Por outro lado, a autarcização em Moçambique,  como sabemos, tem sido uma tendência caracterizada pelo gradualismo. Sendo o Estado, quem mais defende essa abordagem. Porque se assim não fosse, já teríamos municípios em todas cidades e vilas do pais. E quiçá nas povoações onde nunca a tivemos. Ora, nada obsta que as autarquias superiores propostas pautem também pelo gradualismo nas demais províncias excluídas da proposta da RENAMO, se essa for a vontade das populações da zona sul e de Cabo Delgado.
Finalmente, a advocacia moçambicana filiada na OAM não pode ser agir de forma incoerente no tratamento deste caso. Porque tendo em conta a precedente Lei 26/2007 de 16 de Novembro, que alterou o artigo 304 da Constituição da República cujo enunciado era“... é fixado o prazo de 3 anos, a contar da data de entrada em vigor da Constituição, para a realização de eleições das assembleias provinciais, previstas no artigo 142...” para “... as eleições provinciais, previstas no art. 142 da Constituição têm lugar até ao ano 2009 ...”, cai por terra o argumento dos que defendem que não se pode estabelecer correlação entre a proposta da RENAMO e o escrutínio eleitoral de Outubro de 2014, porque aquele visava a eleição do PR e deputados da AR e APs.
Ora, como podemos ver no caso da Lei 26/2007 de 16 de Novembro, a técnica jurídica foi claramente esquecida durante dois longos anos de inconstitucionalidade do art. 304 e a sua correcção em 2007 pior que um “remendo” pois que não há memória de um acto eleitoral ter que ser forçado por data fixa na Constituição, hoje entretanto extemporânea e inutilizando totalmente a finalidade do artigo em questão. E prova-se também que uma inconstitucionalidade se pode transformar em constitucionalidade sempre que as partes resolverem as questões políticas antes da sua transformação em leis, ou da emissão de pareceres precoces de técnica jurídica.  

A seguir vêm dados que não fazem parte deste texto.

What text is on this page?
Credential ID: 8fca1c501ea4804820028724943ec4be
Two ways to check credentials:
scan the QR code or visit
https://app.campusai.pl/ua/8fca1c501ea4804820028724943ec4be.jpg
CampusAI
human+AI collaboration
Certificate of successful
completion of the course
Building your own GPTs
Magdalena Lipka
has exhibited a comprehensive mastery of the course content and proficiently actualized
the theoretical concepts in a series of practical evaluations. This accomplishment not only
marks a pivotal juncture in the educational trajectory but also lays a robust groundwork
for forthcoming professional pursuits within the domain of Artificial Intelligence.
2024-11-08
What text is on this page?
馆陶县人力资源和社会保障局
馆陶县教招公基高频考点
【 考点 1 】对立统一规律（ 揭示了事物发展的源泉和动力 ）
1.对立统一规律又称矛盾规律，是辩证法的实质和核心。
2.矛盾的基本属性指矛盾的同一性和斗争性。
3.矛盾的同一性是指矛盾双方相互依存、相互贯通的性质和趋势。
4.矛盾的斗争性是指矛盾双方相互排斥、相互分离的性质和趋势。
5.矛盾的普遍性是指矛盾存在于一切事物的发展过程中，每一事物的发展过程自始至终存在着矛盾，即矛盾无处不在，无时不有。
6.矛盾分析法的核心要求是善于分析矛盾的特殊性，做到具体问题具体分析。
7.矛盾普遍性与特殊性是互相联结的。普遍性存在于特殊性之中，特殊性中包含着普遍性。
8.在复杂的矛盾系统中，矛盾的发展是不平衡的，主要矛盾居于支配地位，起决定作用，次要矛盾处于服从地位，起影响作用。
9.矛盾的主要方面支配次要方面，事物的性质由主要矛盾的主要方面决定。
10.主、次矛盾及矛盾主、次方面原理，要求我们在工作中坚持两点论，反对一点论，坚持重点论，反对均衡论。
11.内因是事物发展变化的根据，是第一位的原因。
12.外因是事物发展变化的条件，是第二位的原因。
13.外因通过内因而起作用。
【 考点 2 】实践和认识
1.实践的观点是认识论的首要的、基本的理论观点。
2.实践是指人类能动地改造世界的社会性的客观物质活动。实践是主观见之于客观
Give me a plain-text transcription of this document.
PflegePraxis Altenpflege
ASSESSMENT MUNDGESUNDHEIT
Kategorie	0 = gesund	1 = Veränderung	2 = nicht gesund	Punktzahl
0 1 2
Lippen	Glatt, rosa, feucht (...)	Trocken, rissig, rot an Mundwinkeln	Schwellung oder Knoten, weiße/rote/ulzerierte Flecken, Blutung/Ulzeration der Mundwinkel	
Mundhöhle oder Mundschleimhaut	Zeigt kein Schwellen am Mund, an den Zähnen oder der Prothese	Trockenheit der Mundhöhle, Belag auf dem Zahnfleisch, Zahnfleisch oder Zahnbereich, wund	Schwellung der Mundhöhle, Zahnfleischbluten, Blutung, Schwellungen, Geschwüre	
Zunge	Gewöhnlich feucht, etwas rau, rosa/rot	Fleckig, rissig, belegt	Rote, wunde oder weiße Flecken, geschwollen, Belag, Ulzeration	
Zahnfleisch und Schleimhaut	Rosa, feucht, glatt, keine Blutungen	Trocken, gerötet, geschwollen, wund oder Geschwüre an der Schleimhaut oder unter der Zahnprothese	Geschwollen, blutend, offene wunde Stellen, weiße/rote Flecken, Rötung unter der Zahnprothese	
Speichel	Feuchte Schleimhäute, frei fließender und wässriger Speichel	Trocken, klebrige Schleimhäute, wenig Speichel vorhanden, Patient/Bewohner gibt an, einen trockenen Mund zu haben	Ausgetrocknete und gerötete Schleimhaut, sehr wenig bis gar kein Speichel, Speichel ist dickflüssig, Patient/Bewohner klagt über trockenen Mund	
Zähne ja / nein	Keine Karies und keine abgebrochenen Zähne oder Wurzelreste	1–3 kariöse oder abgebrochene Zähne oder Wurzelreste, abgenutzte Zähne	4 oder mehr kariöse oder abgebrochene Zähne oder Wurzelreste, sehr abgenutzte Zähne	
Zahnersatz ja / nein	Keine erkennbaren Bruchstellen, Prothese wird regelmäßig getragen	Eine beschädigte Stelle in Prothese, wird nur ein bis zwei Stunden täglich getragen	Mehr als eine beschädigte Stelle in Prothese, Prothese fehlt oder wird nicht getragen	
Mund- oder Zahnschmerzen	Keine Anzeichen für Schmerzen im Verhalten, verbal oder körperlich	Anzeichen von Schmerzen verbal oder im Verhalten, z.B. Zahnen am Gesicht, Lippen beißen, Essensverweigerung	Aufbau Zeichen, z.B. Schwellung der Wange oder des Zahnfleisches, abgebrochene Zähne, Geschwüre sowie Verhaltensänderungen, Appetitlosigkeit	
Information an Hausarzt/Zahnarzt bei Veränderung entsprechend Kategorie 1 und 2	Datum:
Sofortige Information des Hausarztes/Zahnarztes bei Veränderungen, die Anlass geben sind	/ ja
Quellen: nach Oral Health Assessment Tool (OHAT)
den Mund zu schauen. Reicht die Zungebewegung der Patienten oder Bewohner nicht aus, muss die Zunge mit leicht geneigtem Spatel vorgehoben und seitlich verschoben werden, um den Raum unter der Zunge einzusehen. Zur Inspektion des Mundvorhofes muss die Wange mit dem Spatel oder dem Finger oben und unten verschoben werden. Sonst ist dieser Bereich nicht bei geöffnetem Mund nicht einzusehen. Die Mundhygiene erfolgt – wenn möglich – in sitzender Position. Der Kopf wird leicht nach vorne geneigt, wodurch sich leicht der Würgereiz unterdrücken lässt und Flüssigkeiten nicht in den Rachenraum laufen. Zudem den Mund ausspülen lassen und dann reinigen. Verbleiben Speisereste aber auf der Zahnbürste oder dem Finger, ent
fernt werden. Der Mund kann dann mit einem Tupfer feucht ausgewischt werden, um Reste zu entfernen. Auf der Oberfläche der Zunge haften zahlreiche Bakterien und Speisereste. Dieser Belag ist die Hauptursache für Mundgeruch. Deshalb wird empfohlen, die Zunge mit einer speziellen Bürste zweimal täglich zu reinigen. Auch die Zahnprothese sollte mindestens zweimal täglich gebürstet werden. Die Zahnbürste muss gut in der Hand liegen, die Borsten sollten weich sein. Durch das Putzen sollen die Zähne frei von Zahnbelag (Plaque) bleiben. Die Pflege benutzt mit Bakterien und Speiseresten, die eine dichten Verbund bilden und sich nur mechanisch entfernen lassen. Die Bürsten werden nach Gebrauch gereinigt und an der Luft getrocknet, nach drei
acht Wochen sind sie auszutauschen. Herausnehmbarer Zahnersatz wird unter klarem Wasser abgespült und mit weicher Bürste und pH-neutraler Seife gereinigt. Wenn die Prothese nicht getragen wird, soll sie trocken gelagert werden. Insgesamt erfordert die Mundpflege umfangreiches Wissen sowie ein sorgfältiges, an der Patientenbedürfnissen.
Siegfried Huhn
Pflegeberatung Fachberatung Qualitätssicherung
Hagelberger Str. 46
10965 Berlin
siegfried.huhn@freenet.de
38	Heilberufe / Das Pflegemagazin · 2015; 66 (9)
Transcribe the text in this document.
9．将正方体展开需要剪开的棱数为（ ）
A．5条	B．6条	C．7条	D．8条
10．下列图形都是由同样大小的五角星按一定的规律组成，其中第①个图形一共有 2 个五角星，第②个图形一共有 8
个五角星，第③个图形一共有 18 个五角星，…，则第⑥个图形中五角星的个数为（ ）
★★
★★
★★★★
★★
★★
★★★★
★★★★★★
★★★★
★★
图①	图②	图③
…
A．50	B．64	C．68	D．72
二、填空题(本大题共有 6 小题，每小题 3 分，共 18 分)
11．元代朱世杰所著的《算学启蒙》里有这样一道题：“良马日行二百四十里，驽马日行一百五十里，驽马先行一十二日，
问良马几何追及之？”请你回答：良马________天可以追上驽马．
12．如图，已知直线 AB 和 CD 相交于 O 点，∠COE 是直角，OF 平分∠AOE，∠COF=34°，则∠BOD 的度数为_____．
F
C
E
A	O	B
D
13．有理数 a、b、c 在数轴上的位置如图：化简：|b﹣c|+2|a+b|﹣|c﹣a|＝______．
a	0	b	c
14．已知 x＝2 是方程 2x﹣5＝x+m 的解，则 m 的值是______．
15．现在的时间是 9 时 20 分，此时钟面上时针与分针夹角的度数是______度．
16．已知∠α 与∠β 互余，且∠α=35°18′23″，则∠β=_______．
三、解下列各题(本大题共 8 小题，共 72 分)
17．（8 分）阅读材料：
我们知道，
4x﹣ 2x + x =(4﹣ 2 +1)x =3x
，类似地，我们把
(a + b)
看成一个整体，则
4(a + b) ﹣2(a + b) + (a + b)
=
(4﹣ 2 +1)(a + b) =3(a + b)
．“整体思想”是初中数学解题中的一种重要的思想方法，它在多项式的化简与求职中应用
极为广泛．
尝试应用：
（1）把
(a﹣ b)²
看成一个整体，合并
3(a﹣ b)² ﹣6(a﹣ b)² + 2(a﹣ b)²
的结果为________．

Em segundo lugar, está a surpreendente posição de um académico alemão, que se diz amigo da RENAMO, e que arrasa por completo o documento proposto à AR nos seguintes termos: "...feito a pressa (...), fiscalmente discricionário (...), a interpretação sugere federalizar o Estado moçambicano pois província, não é poder local..." (Andre Thomashausen em entrevista ao SAVANA de 03/04/2015 ), argumento que reforça com artigo de opinião totalmente delirante-parvóide publicado na semana seguinte no mesmo jornal,  em que na essência defende que sendo “...o artigo 273 intitulado de CATEGORIAS DE AUTARQUIAS LOCAIS (...) se refere à dimensão “local” o que muito obviamente é contrário ao âmbito nacional ou regional...”. Ora, este argumentar de Thomashausen, a meu ver,  pretende apenas levar os incautos para um caminho que se assemelha ao da lenda da Esfinge de Gize. Quem não a souber decifrar será devorado por ela.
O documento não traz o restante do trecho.